Currently, the UK is facing rising infection rates due to the Delta variant, originating in India. With the majority of those aged 50 and over vaccinated, the REACT study reveals that rates of infection are now highest in those aged 18-24, then those aged 5-12 years old.

The rate of infection is 2.5 times higher in those aged under fifty than over fifty – but the infection rates in both are growing at the same speed.

The R is now 1.44, which means that 10 infected people would pass the virus to another 14 people. The R rising above 1 again is a significant concern.

Kelly Beaver, Managing Director, Public Affairs at Ipsos MORI, said: “While the rise is small, the increase of the R number to over one highlights that number’s potential to increase rapidly, an important reminder to get vaccinated when you can.”

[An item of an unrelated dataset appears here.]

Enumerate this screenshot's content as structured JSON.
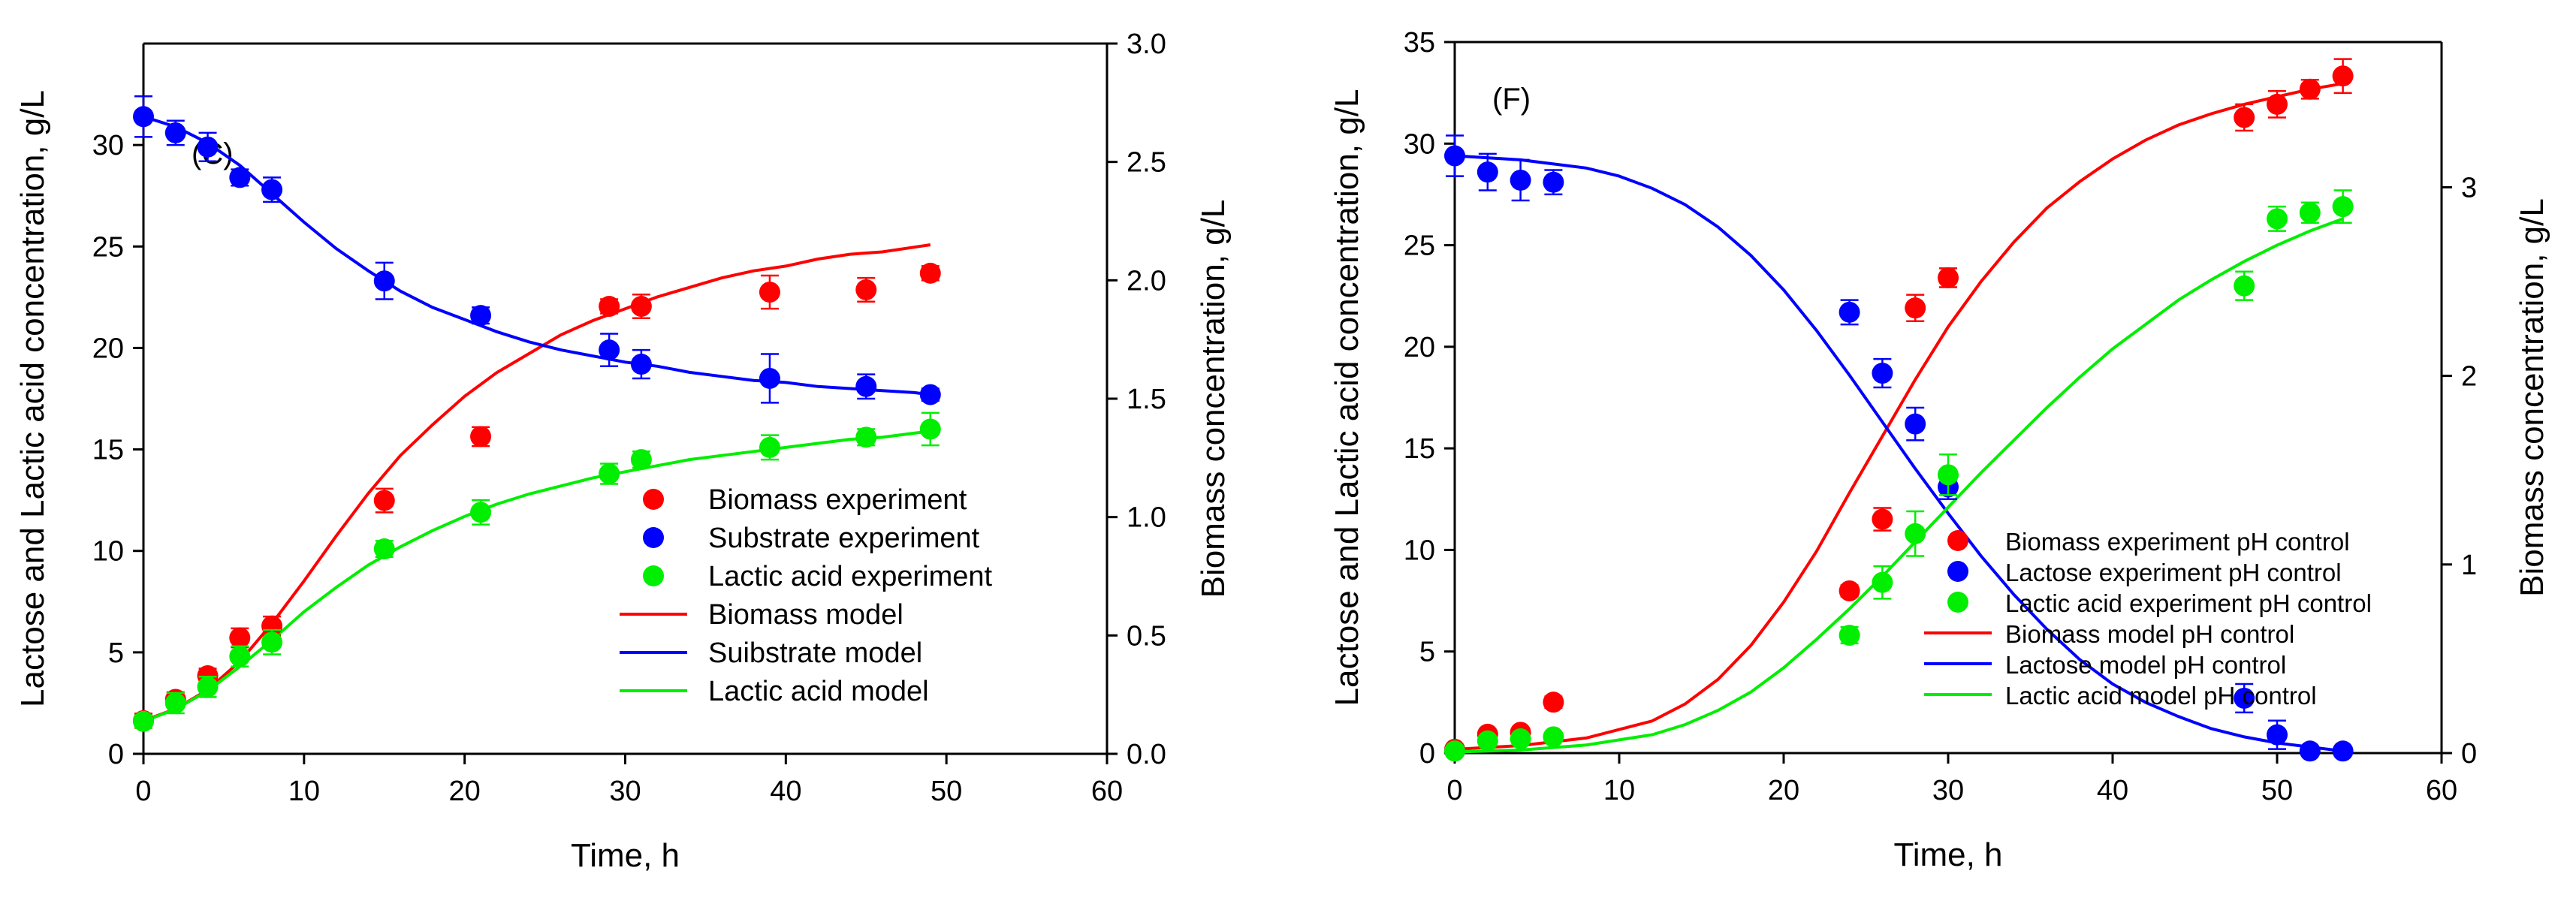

In the April data drop, it was school-aged children who had the highest rates of infection – as would be expected, with schools re-opened and students accessing their face-to-face education.

In the May data drop, the scientists behind this tracking study warned that Delta would potentially dominate in the UK. Now, they find that the Delta variant is responsible for 90% of UK virus cases tested in mid-June. A separate study, released on Monday, found that the Delta variant was twice as likely to hospitalise patients as the Alpha variant.

‘More hospitalisations and deaths’, if vaccines are not taken

Professor Steven Riley, Professor of Infectious Disease Dynamics at Imperial, commented: “Even though we are seeing the highest infection prevalence in younger people who are less susceptible to COVID-19, if this growth continues it will drive up infections in older, more vulnerable people, as the vaccines are not 100% effective and not everyone has been fully vaccinated.

“This would lead to more hospitalisations and deaths, and risks straining the NHS, which is why it’s vital that people take up their vaccine offer and continue to stick to the rules.”